训练 Bert 对应的代码文件是 run_pretraining.py。

脚本

训练脚本为：run_pretraining.sh，内容如下：

python run_pretraining.py 
--input_file=./records/*.tfrecord                # 处理好的文件
--output_dir=./bert-mini                         # 训练好模型，保存的位置
--do_train=True                                  # 开启训练
--do_eval=True                                   # 开启验证
--bert_config_file=./bert-mini/bert_config.json  # 词典路径
--train_batch_size=128                           # 训练的 batch_size
--eval_batch_size=128                            # 测试的 batch_size
--max_seq_length=256                             # 句子的最大长度
--max_predictions_per_seq=32                     # 每个句子 mask 的最大数量
--learning_rate=1e-4                             # 学习率

训练过程主要用了estimator调度器。这个调度器支持自定义训练过程，将训练集传入之后自动训练。
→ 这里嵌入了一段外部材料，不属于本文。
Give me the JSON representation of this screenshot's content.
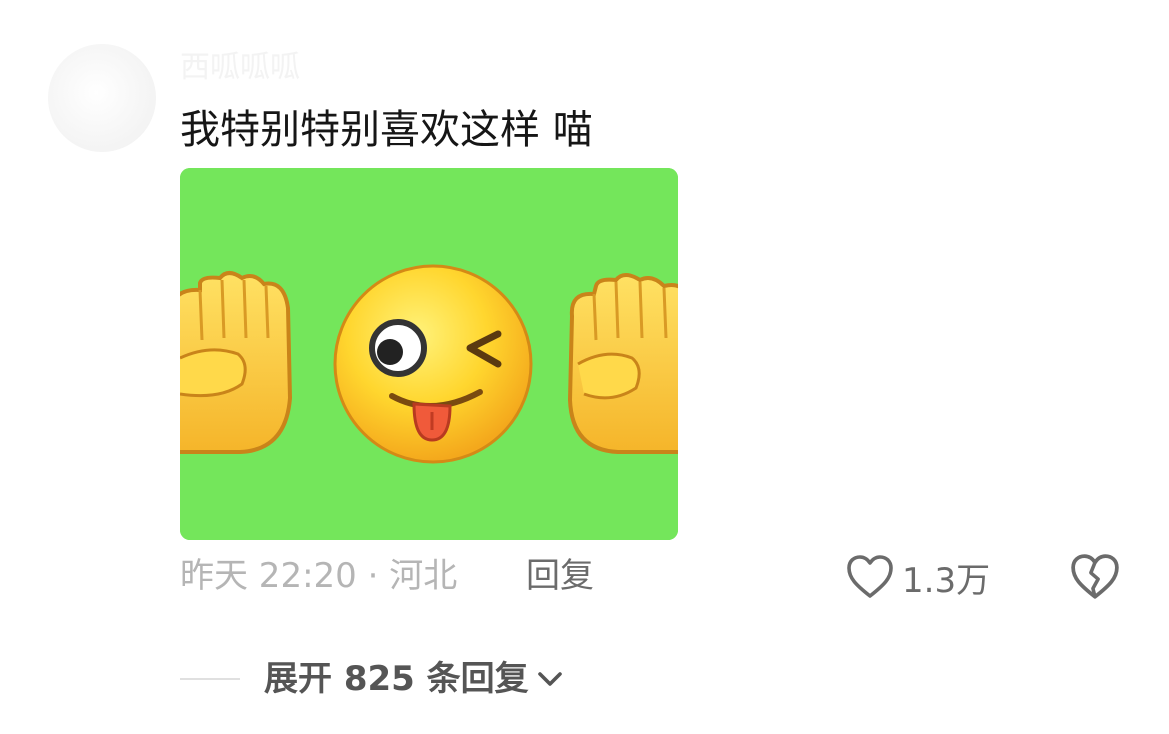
{
  "comment": {
    "username": "西呱呱呱",
    "text": "我特别特别喜欢这样 喵",
    "media_alt": "emoji sticker: raised fist, winking face with tongue, raised fist on green background",
    "meta": "昨天 22:20 · 河北",
    "reply_label": "回复",
    "like_count": "1.3万",
    "expand_label": "展开 825 条回复"
  },
  "colors": {
    "sticker_background": "#74e65b",
    "primary_text": "#161616",
    "secondary_text": "#b5b5b5",
    "action_text": "#6b6b6b"
  },
  "icons": {
    "like": "heart-outline-icon",
    "dislike": "broken-heart-icon",
    "expand": "chevron-down-icon"
  }
}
对应的代码文件是 run_pretraining.py。

主要函数是 model_fn_builder() ，get_masked_lm_output()，get_next_sentence_output()。

model_fn_builder()

在这个函数里创建 Bert 模型，得到输出，然后分别调用 get_masked_lm_output() 计算预测 mask 词的损失~~，调用 get_next_sentence_output() 计算预测前后句子的 loss*~~（这里不预测句子前后关系，因此不计算 loss）。

def model_fn_builder(bert_config, init_checkpoint, learning_rate,
                     num_train_steps, num_warmup_steps, use_tpu,
                     use_one_hot_embeddings):
    """Returns `model_fn` closure for TPUEstimator."""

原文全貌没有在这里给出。